Propone eso el pintor Juan Rafael en su exposición de estas semanas: meternos a todos en la impenetrabilidad del bosque. Y eso nos dejan sus pinturas: la sensación de haber perdido pie dentro de un espacio que ya no dominamos. Y ya que el miedo nos impide ir al bosque y comprobar que no somos capaces de aliarnos con la gran madre que allí nos espera (para protegernos; para engullirnos), el artista mete sus bosques en el corazón de la ciudad, en una sala silenciosa y diáfana en la que quien mira se llena de luces confusas y del espesor atosigado de un mundo que hemos abandonado, que ya no nos pertenece.

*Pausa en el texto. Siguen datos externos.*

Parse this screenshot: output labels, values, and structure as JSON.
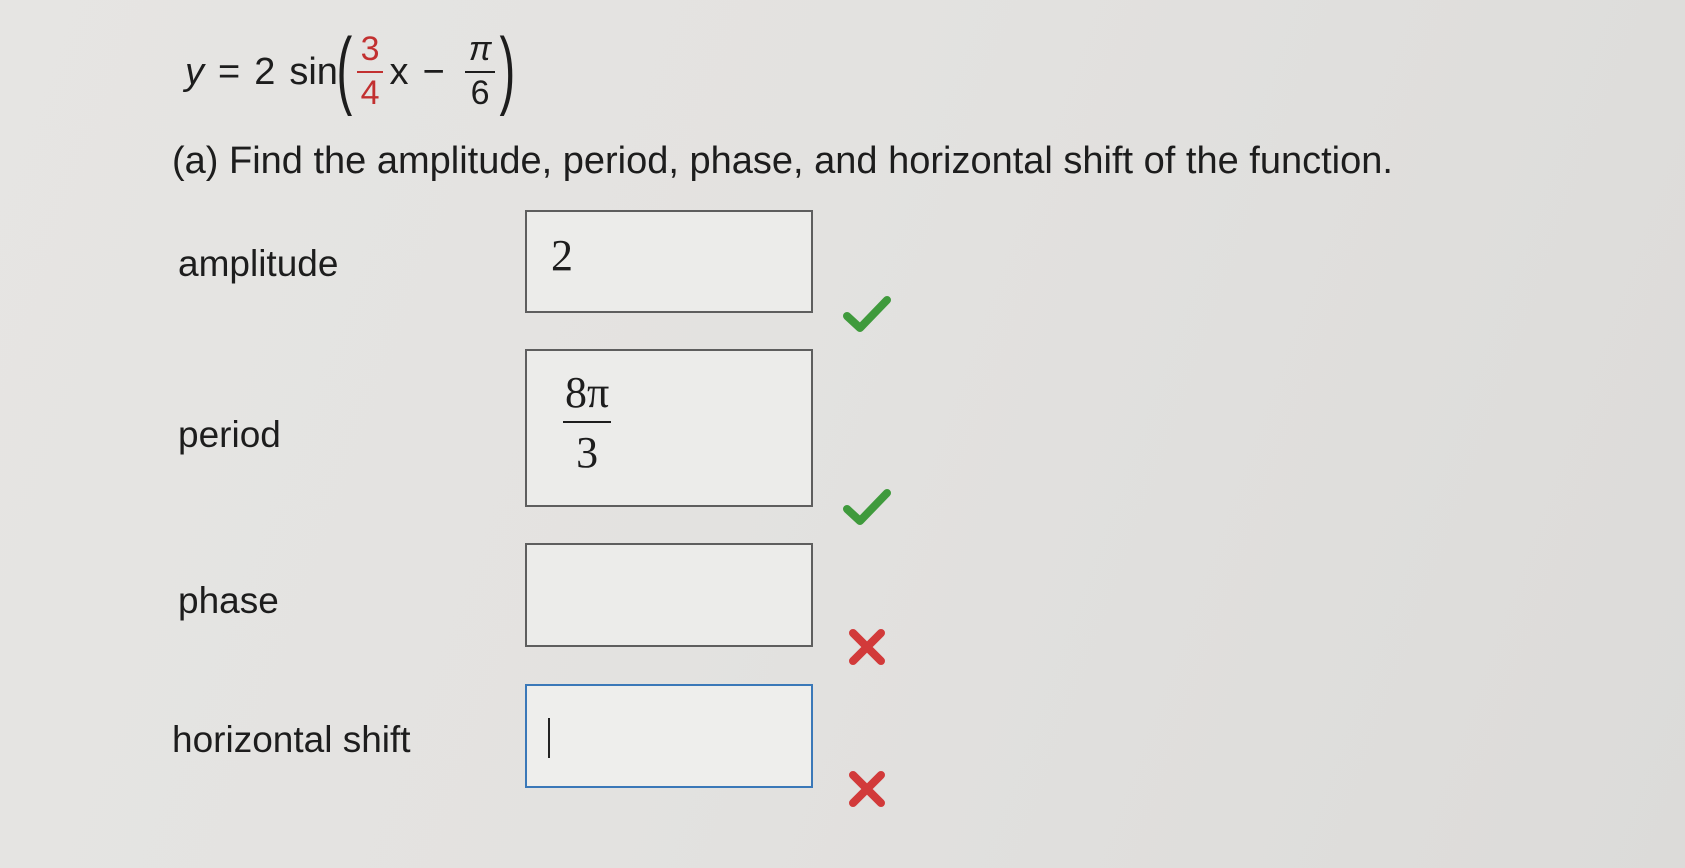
{
  "equation": {
    "lhs": "y",
    "equals": "=",
    "coef": "2",
    "func": "sin",
    "frac1_num": "3",
    "frac1_den": "4",
    "xvar": "x",
    "minus": "−",
    "frac2_num": "π",
    "frac2_den": "6"
  },
  "question": "(a) Find the amplitude, period, phase, and horizontal shift of the function.",
  "rows": {
    "amplitude": {
      "label": "amplitude",
      "value": "2",
      "status": "correct"
    },
    "period": {
      "label": "period",
      "value_num": "8π",
      "value_den": "3",
      "status": "correct"
    },
    "phase": {
      "label": "phase",
      "value": "",
      "status": "incorrect"
    },
    "horizontal_shift": {
      "label": "horizontal shift",
      "value": "",
      "status": "incorrect"
    }
  },
  "colors": {
    "correct": "#3f9a3c",
    "incorrect": "#d23a3a",
    "fraction_accent": "#c23030",
    "focus_border": "#3a78b8"
  }
}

Por eso se hace difícil escuchar su rumor, saber todo lo que emiten estas pinturas de signos misteriosos y caligrafías sin dueño.
Fotografía de Juan Luis García de uno de los cuadros de la serie ‘Bosques’, de Juan Rafael.
En el barrio, parece que por fin se va a abrir una variante que enlace con la carretera general que sale hacia el norte. Y han de sacrificarse, como ocurre siempre, espacios vivos. Es el caso de un taller de desguaces que, por alguna razón, no han llegado a demoler. Y ahí sigue, exento como una isla achaparrada con sus tejados bajos de latón y su sigilosa actividad diaria. Un símbolo de la resistencia. Eso me parece a mí. Sin embargo, el otro día en una conversación de bar varios vecinos opinaban que deberían quitar del medio el taller, pese a quien pese, y ensanchar ya cuanto antes el nuevo trazado para los vehículos. «Si por mí fuese…», hacía saber uno de ellos. La escena me recordaba aquel aforismo de Kafka que desvelaba cómo a veces el animal arrebata el látigo al amo y se azota a sí mismo para suponer que ahora el amo es él.

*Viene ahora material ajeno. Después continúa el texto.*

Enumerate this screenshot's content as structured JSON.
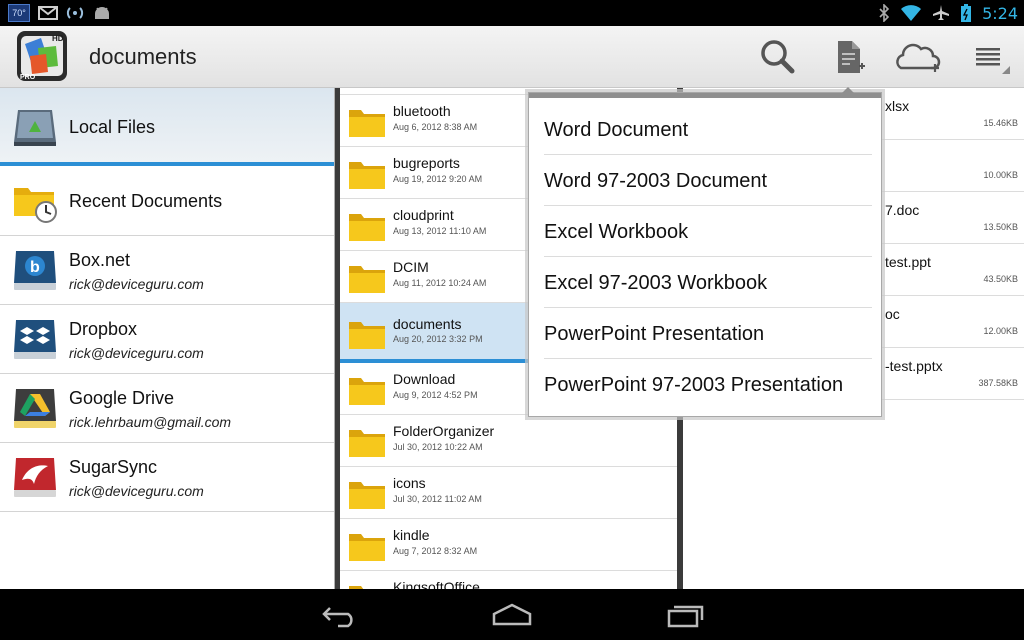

En la mañana lluviosa del sábado los mercaderes ofrecen con menos ímpetu los productos de sus tenderetes, como si no quisieran asustar con la voz la aventura del agua. En su desnudez mojada, las hortalizas y las frutas tienen esa urgencia brillante de lo que se puede pudrir por el exceso. Solo una gitana pregona en su puesto una y otra vez la calidad de los calcetines que vende, como si ellos fuesen lo único que se aviniese esta mañana con el reino de la humedad absoluta.

Nuevos contenedores públicos. Estos de ahora presentan algo parecido a las barbas de las ballenas para sellar mejor la boca por donde se arrojan los desperdicios. Esa cortina de goma impide que los que rebuscan con sus pértigas en las basuras puedan acceder fácilmente al interior del monstruo. Ni siquiera se les deja llegar ahí, a quedarse con aquello que los demás hemos desechado. Seguramente se considera que esas inmundicias siguen siendo nuestras y nadie tiene derecho a manipularlas. Lo sobrante es todavía parte natural de la propiedad privada.

Contemplo junto a un niño el despertar rojo del cielo en el amanecer. Jugamos a nombrar colores que se van sucediendo sin pausa en el prodigio. Él mira todo con balbuceante extrañeza. «¿Has visto qué espectáculo, Álex?», le digo al retirarnos del ventanal. «Impresionante», me responde con gracia inesperada en la voz confitada de sus cuatro años. Y ya se lanza a jugar en el único oficio de la infancia.

La visitación de la niebla. Una gasa cansada que cae sobre las cosas y desorganiza la distancia. Así emplumado, el río se llena de adivinaciones fantasmales apenas vislumbradas desde el puente. La mañana parece ya de noviembre: sustancias mantecosas bailan por el aire; entre la niebla la gente surge atrincherada en las primeras vestimentas de la ocultación.
Si es verdad —según quiere la leyenda bengalí— que los muertos pueden volver a ver si se les suspende en el aire, ayer en el viaje del helicóptero él tuvo que divisar allá abajo cunetas con huesos secos y andrajos carbonizados por el tiempo. No debería quejarse nadie de su nuevo emplazamiento mortuorio. Sigue teniendo más suerte que ellos.

HAIKÚ EN OCTUBRE
Las frutas, ácidas.
El aire: manos gordas.
Bronce y alarmas.

Tomás Sánchez Santiago nació en Zamora en 1957. Sus últimos libros de poesía son El que desordena (2006) y Pérdida del ahí (2016). En prosa es autor de las novelas Calle Feria (2006) y Años de mayor cuantía (2018). En 2019 ha aparecido su escritura de diarios y anotaciones reunida en El murmullo del mundo. Es coautor, junto a la fotógrafa Encarna Mozas, de Interior Acuario (2016), y miembro del Seminario Permanente Claudio Rodríguez, con sede en Zamora.